The mlr function above has one limitation: it can't handle missing data. If your data set has missing points--that is, for a given column in $Y$, there are times with nan or a masked value--then the corresponding rows in the $X$ array must be deleted before calculating the inverse and the pseudo-inverse. There are two ways of dealing with this: either interpolate to replace the bad values in $Y$, after which the mlr function can be used on the whole array, or use a loop to cycle through the columns of $Y$, using indexing to remove the bad points and the corresponding rows of $X$, and applying the mlr function with each 1-dimensional cleaned $Y$ and its matching $X$. The results of these two methods will be similar if the data gaps are small and not too numerous, but interpolation will bias the error estimates low. If large chunks of data are missing, one should use the slower loop strategy.

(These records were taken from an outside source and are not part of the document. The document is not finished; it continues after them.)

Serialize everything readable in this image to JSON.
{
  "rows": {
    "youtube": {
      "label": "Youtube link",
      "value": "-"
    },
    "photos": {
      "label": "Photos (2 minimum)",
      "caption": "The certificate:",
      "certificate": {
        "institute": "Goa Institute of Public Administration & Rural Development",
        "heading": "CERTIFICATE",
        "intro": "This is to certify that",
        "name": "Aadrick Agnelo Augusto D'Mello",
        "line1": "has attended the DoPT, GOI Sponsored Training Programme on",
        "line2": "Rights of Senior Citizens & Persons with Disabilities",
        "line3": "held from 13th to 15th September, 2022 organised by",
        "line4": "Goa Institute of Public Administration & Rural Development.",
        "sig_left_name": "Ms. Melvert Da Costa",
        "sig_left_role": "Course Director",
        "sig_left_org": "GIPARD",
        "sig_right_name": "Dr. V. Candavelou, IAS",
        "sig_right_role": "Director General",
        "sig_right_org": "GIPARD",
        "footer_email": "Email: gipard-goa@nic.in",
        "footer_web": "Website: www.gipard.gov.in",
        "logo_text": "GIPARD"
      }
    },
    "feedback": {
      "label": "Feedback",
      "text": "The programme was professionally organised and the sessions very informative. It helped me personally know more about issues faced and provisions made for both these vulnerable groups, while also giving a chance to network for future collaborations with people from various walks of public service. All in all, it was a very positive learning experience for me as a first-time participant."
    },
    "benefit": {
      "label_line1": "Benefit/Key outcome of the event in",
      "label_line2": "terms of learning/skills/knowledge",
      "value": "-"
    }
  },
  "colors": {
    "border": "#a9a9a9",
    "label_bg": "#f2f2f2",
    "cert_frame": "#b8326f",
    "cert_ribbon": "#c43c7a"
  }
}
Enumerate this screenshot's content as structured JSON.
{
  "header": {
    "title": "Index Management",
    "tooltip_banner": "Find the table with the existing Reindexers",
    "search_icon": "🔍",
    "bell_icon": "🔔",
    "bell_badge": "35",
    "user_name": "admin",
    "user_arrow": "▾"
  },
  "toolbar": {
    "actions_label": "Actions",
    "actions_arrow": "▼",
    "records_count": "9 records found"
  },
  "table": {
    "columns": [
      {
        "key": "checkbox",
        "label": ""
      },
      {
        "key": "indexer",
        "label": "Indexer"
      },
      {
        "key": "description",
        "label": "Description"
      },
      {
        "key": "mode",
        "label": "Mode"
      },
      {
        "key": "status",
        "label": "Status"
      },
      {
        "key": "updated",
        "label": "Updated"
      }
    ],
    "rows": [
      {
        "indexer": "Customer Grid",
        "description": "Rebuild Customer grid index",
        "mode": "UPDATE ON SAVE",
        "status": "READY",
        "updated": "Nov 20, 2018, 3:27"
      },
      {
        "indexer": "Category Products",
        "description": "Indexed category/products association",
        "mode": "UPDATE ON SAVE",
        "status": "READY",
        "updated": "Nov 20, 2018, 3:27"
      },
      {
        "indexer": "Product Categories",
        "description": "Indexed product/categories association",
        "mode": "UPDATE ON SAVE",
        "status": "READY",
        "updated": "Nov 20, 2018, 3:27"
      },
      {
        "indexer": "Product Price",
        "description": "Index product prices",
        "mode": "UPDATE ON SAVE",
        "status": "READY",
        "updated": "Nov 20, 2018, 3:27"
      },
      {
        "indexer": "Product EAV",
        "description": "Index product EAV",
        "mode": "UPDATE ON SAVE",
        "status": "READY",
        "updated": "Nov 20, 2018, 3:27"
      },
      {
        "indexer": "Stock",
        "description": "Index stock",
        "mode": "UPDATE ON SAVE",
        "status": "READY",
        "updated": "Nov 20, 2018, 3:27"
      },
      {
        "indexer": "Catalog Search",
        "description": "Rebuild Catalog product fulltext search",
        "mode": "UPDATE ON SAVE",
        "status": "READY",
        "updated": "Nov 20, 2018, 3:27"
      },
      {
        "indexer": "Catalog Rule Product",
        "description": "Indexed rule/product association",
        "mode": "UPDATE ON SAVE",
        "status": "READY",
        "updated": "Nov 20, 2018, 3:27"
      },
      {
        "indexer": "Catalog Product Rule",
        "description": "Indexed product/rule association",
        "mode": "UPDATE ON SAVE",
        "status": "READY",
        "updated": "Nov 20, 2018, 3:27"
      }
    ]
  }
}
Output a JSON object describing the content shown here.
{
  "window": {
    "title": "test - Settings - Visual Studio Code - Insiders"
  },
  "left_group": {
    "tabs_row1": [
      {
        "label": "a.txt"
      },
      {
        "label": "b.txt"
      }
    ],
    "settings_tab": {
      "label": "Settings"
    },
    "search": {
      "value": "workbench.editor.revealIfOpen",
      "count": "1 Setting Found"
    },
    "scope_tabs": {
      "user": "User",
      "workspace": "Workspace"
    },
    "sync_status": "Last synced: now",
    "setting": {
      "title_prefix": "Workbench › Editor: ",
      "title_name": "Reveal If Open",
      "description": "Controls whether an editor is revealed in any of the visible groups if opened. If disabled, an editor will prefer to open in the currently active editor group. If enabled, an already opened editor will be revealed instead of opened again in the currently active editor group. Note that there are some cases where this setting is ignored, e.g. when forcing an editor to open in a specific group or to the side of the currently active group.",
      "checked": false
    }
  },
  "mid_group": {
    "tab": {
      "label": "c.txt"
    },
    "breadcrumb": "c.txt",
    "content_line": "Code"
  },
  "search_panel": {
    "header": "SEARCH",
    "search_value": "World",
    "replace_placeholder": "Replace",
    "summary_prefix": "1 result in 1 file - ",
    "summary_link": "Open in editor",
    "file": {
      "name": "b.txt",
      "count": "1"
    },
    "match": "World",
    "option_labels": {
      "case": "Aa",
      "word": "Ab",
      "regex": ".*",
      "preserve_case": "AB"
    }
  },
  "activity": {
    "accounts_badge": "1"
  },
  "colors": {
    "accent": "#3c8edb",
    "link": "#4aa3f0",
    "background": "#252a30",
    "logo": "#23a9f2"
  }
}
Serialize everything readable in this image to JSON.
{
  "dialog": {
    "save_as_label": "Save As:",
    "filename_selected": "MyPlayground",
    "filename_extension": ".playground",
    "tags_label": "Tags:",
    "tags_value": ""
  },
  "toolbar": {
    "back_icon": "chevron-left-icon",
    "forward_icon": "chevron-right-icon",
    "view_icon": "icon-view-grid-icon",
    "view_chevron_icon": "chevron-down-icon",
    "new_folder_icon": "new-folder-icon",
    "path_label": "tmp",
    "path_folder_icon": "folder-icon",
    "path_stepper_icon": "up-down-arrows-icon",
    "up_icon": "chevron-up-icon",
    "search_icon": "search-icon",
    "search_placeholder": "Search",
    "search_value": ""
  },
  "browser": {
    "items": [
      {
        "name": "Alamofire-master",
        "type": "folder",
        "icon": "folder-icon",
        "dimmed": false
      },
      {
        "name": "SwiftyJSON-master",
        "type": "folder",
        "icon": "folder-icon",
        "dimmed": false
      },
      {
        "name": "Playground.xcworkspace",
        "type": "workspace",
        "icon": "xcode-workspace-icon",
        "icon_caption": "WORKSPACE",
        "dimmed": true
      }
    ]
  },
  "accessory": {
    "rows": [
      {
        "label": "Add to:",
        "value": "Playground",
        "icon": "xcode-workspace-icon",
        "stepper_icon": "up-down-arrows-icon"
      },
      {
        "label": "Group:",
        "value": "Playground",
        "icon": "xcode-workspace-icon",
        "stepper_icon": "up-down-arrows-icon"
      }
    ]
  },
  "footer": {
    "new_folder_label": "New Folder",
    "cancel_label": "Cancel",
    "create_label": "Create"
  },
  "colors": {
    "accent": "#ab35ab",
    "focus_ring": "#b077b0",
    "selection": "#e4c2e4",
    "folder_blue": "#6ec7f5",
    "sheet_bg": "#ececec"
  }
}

def mlr_gappy(y, x, alpha=0.05):
    """
    MLR; handles y as a masked array or with nans.
    x must still be an ndarray with all valid values.
    See mlr() docstring for details.
    """
    ma_input = np.ma.isMA(y)
    ym = np.ma.masked_invalid(y)
    # If there are no bad values call mlr directly,
    # ensuring y is an ndarray and not a masked array.
    if not np.ma.is_masked(ym):
        return mlr(ym.filled(), x, alpha=alpha)
    
    if y.ndim == 1:
        igood = ~ym.mask  # True where not masked.
        result = mlr(ym[igood].filled(), x[igood], alpha=alpha)
        
        resid = ym.copy()
        resid[igood] = result.residuals
        result.residuals = resid
        
        fit = ym.copy()
        fit[igood] = result.fit
        result.fit = fit
        
        if not ma_input:
            for key in ('fit', 'residuals'):
                result[key] = result[key].filled(np.nan)
        
        return result

    # 2-D case, with time as the first axis
    nseries = y.shape[1]
    ntimes, nparams = x.shape

    bshape = (nparams, nseries)
    b = np.empty(bshape)
    b_lo = np.empty(bshape)
    b_hi = np.empty(bshape)
    b_std = np.empty(bshape)
    fit = np.nan + np.zeros(y.shape)
    residuals = np.nan + np.zeros(y.shape)
    
    out = Bunch(b=b, b_lo=b_lo, b_hi=b_hi, b_std=b_std, 
                fit=fit, residuals=residuals)
    
    for i in range(nseries):
        yi = ym[:, i]
        igood = ~yi.mask
        result = mlr(yi[igood].filled(), x[igood])
        for key in ('b', 'b_lo', 'b_hi', 'b_std'):
            out[key][:, i] = result[key]
        for key in ('fit', 'residuals'):
            out[key][igood, i] = result[key]
    
    if ma_input:
        for key in ('fit', 'residuals'):
            out[key] = np.ma.masked_invalid(out[key])
            
    out.x = x
    out.y = y
    
    return out

Test with gappy data. Because of its need to loop, this function will be slow, so don't try it with a large number of input columns.

yy, xmod = make_test_array()
# make a Boolean array with 1/3 of its values
#   True, randomly distributed.
ibad = np.random.randint(3, size=yy.shape) > 1
yyb = yy.copy()
yyb[ibad] = np.nan
bigtest = mlr_gappy(yyb, xmod)
print('With gaps:')
print(bigtest.b.mean(axis=-1))
print(bigtest.b.std(axis=-1))
print(bigtest.b_std.mean(axis=-1))

bigtestng = mlr(yy, xmod)
print('\nWithout gaps:')
print(bigtestng.b.mean(axis=-1))
print(bigtestng.b.std(axis=-1))
print(bigtestng.b_std.mean(axis=-1))

With gaps:
[0.1977646  1.19769255 0.49660725]
[0.12030354 0.17350447 0.17604561]
[0.12234701 0.17223171 0.17365814]

Without gaps:
[0.20159245 1.19842489 0.49795297]
[0.09654063 0.140778   0.1408962 ]
[0.09949731 0.14001213 0.14140532]

Based on this very minimal testing, it appears the function works.